A Visão Mundial está chamando a comunidade internacional a “manter sua presença no terreno para evitar uma catástrofe humanitária sem precedentes”. A organização defende que o Direito Internacional Humanitário seja respeitado por todas as partes e que a vida das crianças e famílias afegãs sejam colocadas em primeiro lugar.
Segundo Paul Robinson, CEO da Release International, muitos cristãos no Afeganistão são pobres e não conseguiram fugir do país. "Eles serão deixados para trás", disse Paul, pedindo que cristãos em todo mundo orem por seus irmãos afegãos.
Mulheres em risco: pelo relato de uma missionária
O Talibã proíbe que as meninas de 10 anos ou mais vão à escola. (Foto: Getty Images/BBC).
Em seu governo, o Talibã aplica uma interpretação rígida da Sharia, a lei islâmica, onde meninas maiores de 10 anos são proibidas de estudar e mulheres não podem sair de casa sem a companhia de um familiar do sexo masculino.
O grupo extremista também sequestra meninas e mulheres para servirem de escravas sexuais para os militantes e assim, gerar futuros soldados para a guerra santa.
De acordo com o jornal The Conversation, quando os líderes do Talibã assumiram o controle das províncias de Badakhshan e Takhar em julho, foi emitida uma ordem aos líderes religiosos para "fornecer-lhes uma lista de meninas com mais de 15 anos e viúvas com menos de 45 anos para ‘casarem’ com os combatentes do Talibã”. Ainda não se sabe se a ordem já foi cumprida.

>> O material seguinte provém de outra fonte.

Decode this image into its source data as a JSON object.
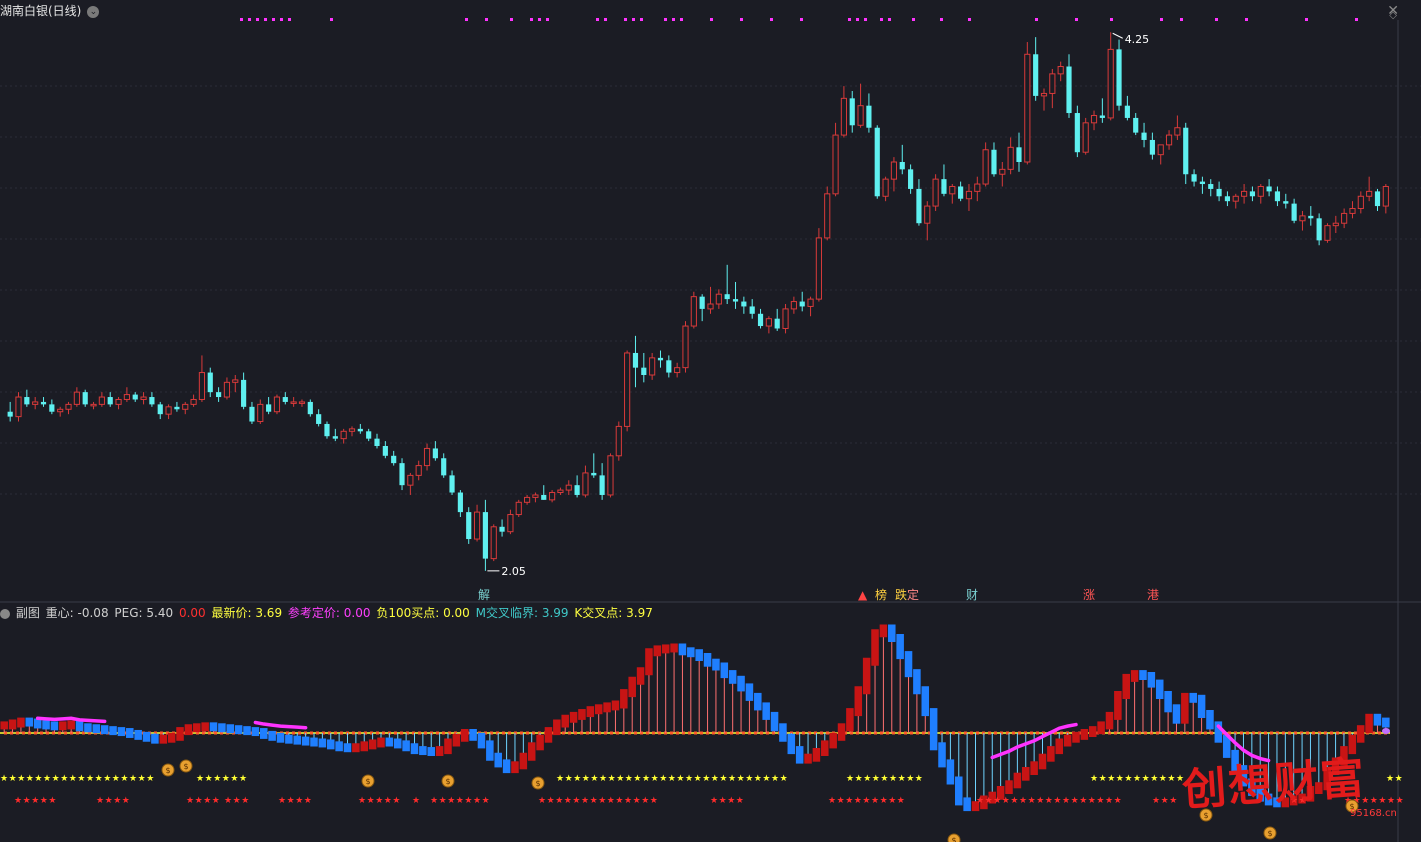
{
  "header": {
    "title": "湖南白银(日线)",
    "close_glyph": "✕",
    "diamond_glyph": "◇"
  },
  "colors": {
    "background": "#1b1c24",
    "up": "#d83a3a",
    "down": "#5ff0f0",
    "grid": "#2b2d38",
    "magenta": "#ff33ff",
    "yellow": "#ffff33",
    "red_star": "#ff2b2b",
    "blue_bar": "#1f7fff",
    "dark_red_bar": "#c81414"
  },
  "markers": {
    "high_label": "4.25",
    "low_label": "2.05",
    "event_tags": [
      {
        "text": "解",
        "color": "#7ad0d0"
      },
      {
        "text": "▲",
        "color": "#ff4444"
      },
      {
        "text": "榜",
        "color": "#ffd040"
      },
      {
        "text": "跌",
        "color": "#ffd040"
      },
      {
        "text": "定",
        "color": "#ff8888"
      },
      {
        "text": "财",
        "color": "#7ad0d0"
      },
      {
        "text": "涨",
        "color": "#ff5555"
      },
      {
        "text": "港",
        "color": "#ff5555"
      }
    ]
  },
  "sub_legend": [
    {
      "text": "副图",
      "color": "#d0d0d0"
    },
    {
      "text": "重心: -0.08",
      "color": "#d0d0d0"
    },
    {
      "text": "PEG: 5.40",
      "color": "#d0d0d0"
    },
    {
      "text": "0.00",
      "color": "#ff3030"
    },
    {
      "text": "最新价: 3.69",
      "color": "#ffff40"
    },
    {
      "text": "参考定价: 0.00",
      "color": "#ff40ff"
    },
    {
      "text": "负100买点: 0.00",
      "color": "#ffff40"
    },
    {
      "text": "M交叉临界: 3.99",
      "color": "#40c8c8"
    },
    {
      "text": "K交叉点: 3.97",
      "color": "#ffff40"
    }
  ],
  "watermark": {
    "text": "创想财富",
    "url": "95168.cn"
  },
  "chart_data": [
    {
      "type": "candlestick",
      "title": "湖南白银(日线)",
      "annotations": [
        {
          "label": "4.25",
          "kind": "max"
        },
        {
          "label": "2.05",
          "kind": "min"
        }
      ],
      "ohlc": [
        [
          2.7,
          2.74,
          2.66,
          2.68
        ],
        [
          2.68,
          2.78,
          2.66,
          2.76
        ],
        [
          2.76,
          2.79,
          2.72,
          2.73
        ],
        [
          2.73,
          2.76,
          2.71,
          2.74
        ],
        [
          2.74,
          2.76,
          2.72,
          2.73
        ],
        [
          2.73,
          2.75,
          2.69,
          2.7
        ],
        [
          2.7,
          2.72,
          2.68,
          2.71
        ],
        [
          2.71,
          2.74,
          2.69,
          2.73
        ],
        [
          2.73,
          2.8,
          2.72,
          2.78
        ],
        [
          2.78,
          2.79,
          2.72,
          2.73
        ],
        [
          2.73,
          2.74,
          2.71,
          2.73
        ],
        [
          2.73,
          2.78,
          2.72,
          2.76
        ],
        [
          2.76,
          2.78,
          2.72,
          2.73
        ],
        [
          2.73,
          2.76,
          2.71,
          2.75
        ],
        [
          2.75,
          2.8,
          2.74,
          2.77
        ],
        [
          2.77,
          2.78,
          2.74,
          2.75
        ],
        [
          2.75,
          2.78,
          2.73,
          2.76
        ],
        [
          2.76,
          2.78,
          2.72,
          2.73
        ],
        [
          2.73,
          2.74,
          2.67,
          2.69
        ],
        [
          2.69,
          2.73,
          2.67,
          2.72
        ],
        [
          2.72,
          2.74,
          2.7,
          2.71
        ],
        [
          2.71,
          2.74,
          2.69,
          2.73
        ],
        [
          2.73,
          2.77,
          2.72,
          2.75
        ],
        [
          2.75,
          2.93,
          2.74,
          2.86
        ],
        [
          2.86,
          2.88,
          2.76,
          2.78
        ],
        [
          2.78,
          2.8,
          2.74,
          2.76
        ],
        [
          2.76,
          2.84,
          2.75,
          2.82
        ],
        [
          2.82,
          2.85,
          2.78,
          2.83
        ],
        [
          2.83,
          2.86,
          2.71,
          2.72
        ],
        [
          2.72,
          2.74,
          2.65,
          2.66
        ],
        [
          2.66,
          2.75,
          2.65,
          2.73
        ],
        [
          2.73,
          2.76,
          2.69,
          2.7
        ],
        [
          2.7,
          2.77,
          2.69,
          2.76
        ],
        [
          2.76,
          2.78,
          2.73,
          2.74
        ],
        [
          2.74,
          2.76,
          2.72,
          2.74
        ],
        [
          2.74,
          2.75,
          2.72,
          2.74
        ],
        [
          2.74,
          2.75,
          2.68,
          2.69
        ],
        [
          2.69,
          2.71,
          2.64,
          2.65
        ],
        [
          2.65,
          2.66,
          2.59,
          2.6
        ],
        [
          2.6,
          2.63,
          2.58,
          2.59
        ],
        [
          2.59,
          2.63,
          2.57,
          2.62
        ],
        [
          2.62,
          2.64,
          2.6,
          2.63
        ],
        [
          2.63,
          2.65,
          2.61,
          2.62
        ],
        [
          2.62,
          2.63,
          2.58,
          2.59
        ],
        [
          2.59,
          2.61,
          2.55,
          2.56
        ],
        [
          2.56,
          2.58,
          2.51,
          2.52
        ],
        [
          2.52,
          2.54,
          2.48,
          2.49
        ],
        [
          2.49,
          2.51,
          2.38,
          2.4
        ],
        [
          2.4,
          2.45,
          2.36,
          2.44
        ],
        [
          2.44,
          2.5,
          2.42,
          2.48
        ],
        [
          2.48,
          2.57,
          2.46,
          2.55
        ],
        [
          2.55,
          2.58,
          2.5,
          2.51
        ],
        [
          2.51,
          2.53,
          2.43,
          2.44
        ],
        [
          2.44,
          2.46,
          2.36,
          2.37
        ],
        [
          2.37,
          2.38,
          2.27,
          2.29
        ],
        [
          2.29,
          2.31,
          2.16,
          2.18
        ],
        [
          2.18,
          2.32,
          2.17,
          2.29
        ],
        [
          2.29,
          2.34,
          2.05,
          2.1
        ],
        [
          2.1,
          2.24,
          2.09,
          2.23
        ],
        [
          2.23,
          2.26,
          2.19,
          2.21
        ],
        [
          2.21,
          2.3,
          2.2,
          2.28
        ],
        [
          2.28,
          2.34,
          2.27,
          2.33
        ],
        [
          2.33,
          2.36,
          2.32,
          2.35
        ],
        [
          2.35,
          2.37,
          2.33,
          2.36
        ],
        [
          2.36,
          2.4,
          2.34,
          2.34
        ],
        [
          2.34,
          2.38,
          2.33,
          2.37
        ],
        [
          2.37,
          2.39,
          2.36,
          2.38
        ],
        [
          2.38,
          2.42,
          2.36,
          2.4
        ],
        [
          2.4,
          2.44,
          2.35,
          2.36
        ],
        [
          2.36,
          2.48,
          2.35,
          2.45
        ],
        [
          2.45,
          2.53,
          2.43,
          2.44
        ],
        [
          2.44,
          2.49,
          2.34,
          2.36
        ],
        [
          2.36,
          2.53,
          2.35,
          2.52
        ],
        [
          2.52,
          2.66,
          2.5,
          2.64
        ],
        [
          2.64,
          2.95,
          2.62,
          2.94
        ],
        [
          2.94,
          3.01,
          2.8,
          2.88
        ],
        [
          2.88,
          2.94,
          2.82,
          2.85
        ],
        [
          2.85,
          2.94,
          2.83,
          2.92
        ],
        [
          2.92,
          2.95,
          2.88,
          2.91
        ],
        [
          2.91,
          2.93,
          2.84,
          2.86
        ],
        [
          2.86,
          2.9,
          2.84,
          2.88
        ],
        [
          2.88,
          3.07,
          2.86,
          3.05
        ],
        [
          3.05,
          3.19,
          3.04,
          3.17
        ],
        [
          3.17,
          3.18,
          3.07,
          3.12
        ],
        [
          3.12,
          3.21,
          3.1,
          3.14
        ],
        [
          3.14,
          3.2,
          3.12,
          3.18
        ],
        [
          3.18,
          3.3,
          3.14,
          3.16
        ],
        [
          3.16,
          3.23,
          3.12,
          3.15
        ],
        [
          3.15,
          3.17,
          3.1,
          3.13
        ],
        [
          3.13,
          3.16,
          3.08,
          3.1
        ],
        [
          3.1,
          3.12,
          3.04,
          3.05
        ],
        [
          3.05,
          3.09,
          3.02,
          3.08
        ],
        [
          3.08,
          3.12,
          3.03,
          3.04
        ],
        [
          3.04,
          3.14,
          3.02,
          3.12
        ],
        [
          3.12,
          3.17,
          3.1,
          3.15
        ],
        [
          3.15,
          3.19,
          3.11,
          3.13
        ],
        [
          3.13,
          3.17,
          3.09,
          3.16
        ],
        [
          3.16,
          3.45,
          3.15,
          3.41
        ],
        [
          3.41,
          3.62,
          3.4,
          3.59
        ],
        [
          3.59,
          3.88,
          3.58,
          3.83
        ],
        [
          3.83,
          4.03,
          3.82,
          3.98
        ],
        [
          3.98,
          4.01,
          3.84,
          3.87
        ],
        [
          3.87,
          4.04,
          3.86,
          3.95
        ],
        [
          3.95,
          4.0,
          3.84,
          3.86
        ],
        [
          3.86,
          3.87,
          3.57,
          3.58
        ],
        [
          3.58,
          3.66,
          3.56,
          3.65
        ],
        [
          3.65,
          3.74,
          3.6,
          3.72
        ],
        [
          3.72,
          3.79,
          3.67,
          3.69
        ],
        [
          3.69,
          3.71,
          3.59,
          3.61
        ],
        [
          3.61,
          3.65,
          3.46,
          3.47
        ],
        [
          3.47,
          3.56,
          3.4,
          3.54
        ],
        [
          3.54,
          3.67,
          3.52,
          3.65
        ],
        [
          3.65,
          3.71,
          3.58,
          3.59
        ],
        [
          3.59,
          3.63,
          3.55,
          3.62
        ],
        [
          3.62,
          3.64,
          3.56,
          3.57
        ],
        [
          3.57,
          3.63,
          3.52,
          3.6
        ],
        [
          3.6,
          3.66,
          3.56,
          3.63
        ],
        [
          3.63,
          3.8,
          3.62,
          3.77
        ],
        [
          3.77,
          3.8,
          3.66,
          3.67
        ],
        [
          3.67,
          3.72,
          3.62,
          3.69
        ],
        [
          3.69,
          3.82,
          3.67,
          3.78
        ],
        [
          3.78,
          3.84,
          3.68,
          3.72
        ],
        [
          3.72,
          4.21,
          3.71,
          4.16
        ],
        [
          4.16,
          4.23,
          3.97,
          3.99
        ],
        [
          3.99,
          4.02,
          3.93,
          4.0
        ],
        [
          4.0,
          4.1,
          3.94,
          4.08
        ],
        [
          4.08,
          4.13,
          4.05,
          4.11
        ],
        [
          4.11,
          4.16,
          3.9,
          3.92
        ],
        [
          3.92,
          3.95,
          3.74,
          3.76
        ],
        [
          3.76,
          3.9,
          3.75,
          3.88
        ],
        [
          3.88,
          3.93,
          3.85,
          3.91
        ],
        [
          3.91,
          3.98,
          3.88,
          3.9
        ],
        [
          3.9,
          4.25,
          3.89,
          4.18
        ],
        [
          4.18,
          4.22,
          3.93,
          3.95
        ],
        [
          3.95,
          3.99,
          3.89,
          3.9
        ],
        [
          3.9,
          3.92,
          3.83,
          3.84
        ],
        [
          3.84,
          3.88,
          3.78,
          3.81
        ],
        [
          3.81,
          3.84,
          3.73,
          3.75
        ],
        [
          3.75,
          3.79,
          3.71,
          3.79
        ],
        [
          3.79,
          3.85,
          3.77,
          3.83
        ],
        [
          3.83,
          3.91,
          3.81,
          3.86
        ],
        [
          3.86,
          3.88,
          3.63,
          3.67
        ],
        [
          3.67,
          3.69,
          3.62,
          3.64
        ],
        [
          3.64,
          3.66,
          3.59,
          3.63
        ],
        [
          3.63,
          3.65,
          3.58,
          3.61
        ],
        [
          3.61,
          3.64,
          3.56,
          3.58
        ],
        [
          3.58,
          3.6,
          3.54,
          3.56
        ],
        [
          3.56,
          3.59,
          3.53,
          3.58
        ],
        [
          3.58,
          3.63,
          3.55,
          3.6
        ],
        [
          3.6,
          3.62,
          3.56,
          3.58
        ],
        [
          3.58,
          3.63,
          3.55,
          3.62
        ],
        [
          3.62,
          3.65,
          3.58,
          3.6
        ],
        [
          3.6,
          3.62,
          3.54,
          3.56
        ],
        [
          3.56,
          3.59,
          3.53,
          3.55
        ],
        [
          3.55,
          3.57,
          3.47,
          3.48
        ],
        [
          3.48,
          3.52,
          3.44,
          3.5
        ],
        [
          3.5,
          3.54,
          3.46,
          3.49
        ],
        [
          3.49,
          3.51,
          3.38,
          3.4
        ],
        [
          3.4,
          3.47,
          3.39,
          3.46
        ],
        [
          3.46,
          3.5,
          3.43,
          3.47
        ],
        [
          3.47,
          3.53,
          3.45,
          3.51
        ],
        [
          3.51,
          3.56,
          3.49,
          3.53
        ],
        [
          3.53,
          3.6,
          3.51,
          3.58
        ],
        [
          3.58,
          3.66,
          3.56,
          3.6
        ],
        [
          3.6,
          3.61,
          3.52,
          3.54
        ],
        [
          3.54,
          3.63,
          3.51,
          3.62
        ]
      ]
    },
    {
      "type": "bar",
      "title": "副图",
      "values": [
        8,
        10,
        12,
        11,
        9,
        8,
        7,
        8,
        9,
        6,
        5,
        4,
        3,
        2,
        1,
        -1,
        -3,
        -5,
        -7,
        -6,
        -4,
        2,
        5,
        6,
        7,
        6,
        5,
        4,
        3,
        2,
        1,
        -2,
        -4,
        -6,
        -7,
        -8,
        -9,
        -10,
        -11,
        -13,
        -15,
        -16,
        -15,
        -13,
        -11,
        -9,
        -10,
        -12,
        -15,
        -18,
        -19,
        -20,
        -18,
        -10,
        -5,
        0,
        -4,
        -12,
        -25,
        -32,
        -38,
        -34,
        -25,
        -14,
        -6,
        2,
        10,
        15,
        18,
        21,
        24,
        26,
        28,
        30,
        42,
        55,
        65,
        85,
        88,
        89,
        90,
        86,
        84,
        80,
        74,
        70,
        62,
        56,
        48,
        38,
        28,
        18,
        6,
        -5,
        -18,
        -28,
        -26,
        -20,
        -12,
        -4,
        6,
        22,
        45,
        75,
        105,
        110,
        100,
        82,
        63,
        45,
        22,
        -14,
        -32,
        -50,
        -72,
        -78,
        -76,
        -70,
        -66,
        -60,
        -54,
        -46,
        -40,
        -34,
        -26,
        -18,
        -10,
        -6,
        -3,
        0,
        3,
        8,
        18,
        40,
        58,
        62,
        60,
        52,
        40,
        26,
        14,
        38,
        36,
        20,
        8,
        -6,
        -22,
        -38,
        -52,
        -62,
        -68,
        -72,
        -74,
        -72,
        -70,
        -68,
        -60,
        -56,
        -40,
        -30,
        -18,
        -6,
        4,
        16,
        12,
        10
      ]
    }
  ]
}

“Eu temo especialmente pelas mulheres”, disse uma pesquisadora do Centro Arthur Jeffery da Escola de Teologia de Melbourne, que permaneceu anônima, à Eternity News.
Tendo servido como missionária durante 25 anos no Paquistão, onde o regime do Talibã já foi imposto, ela conhece bem como as mulheres são tratadas pelos extremistas.
“Elas serão impedidas de estudar. Elas serão impedidos de sair de suas casas, a menos que tenham um parente do sexo masculino [acompanhando-as]. Elas serão virtualmente prisioneiras em suas próprias casas”, afirmou.
Embora a situação no Afeganistão seja desesperadora, a missionária lembra: “Temos um grande Deus, e o Espírito Santo de Deus pode mover-se de maneiras incríveis. Veja como a igreja cresceu na China e veja como a igreja está crescendo no Irã. Não, os governos não param Deus. Os governos podem tornar isso difícil, mas a morte dos mártires é a semente da igreja”.
O Portas Abertas afirmou que está apoiando a pequena comunidade cristã no país e está pedindo orações urgentes em favor dos crentes afegãos.
“Com os efeitos contínuos da guerra civil, a expansão do extremismo, a escassez de alimentos e a pandemia violenta, o Afeganistão precisa de orações urgentes da Igreja global agora, mais do que nunca”, afirmou.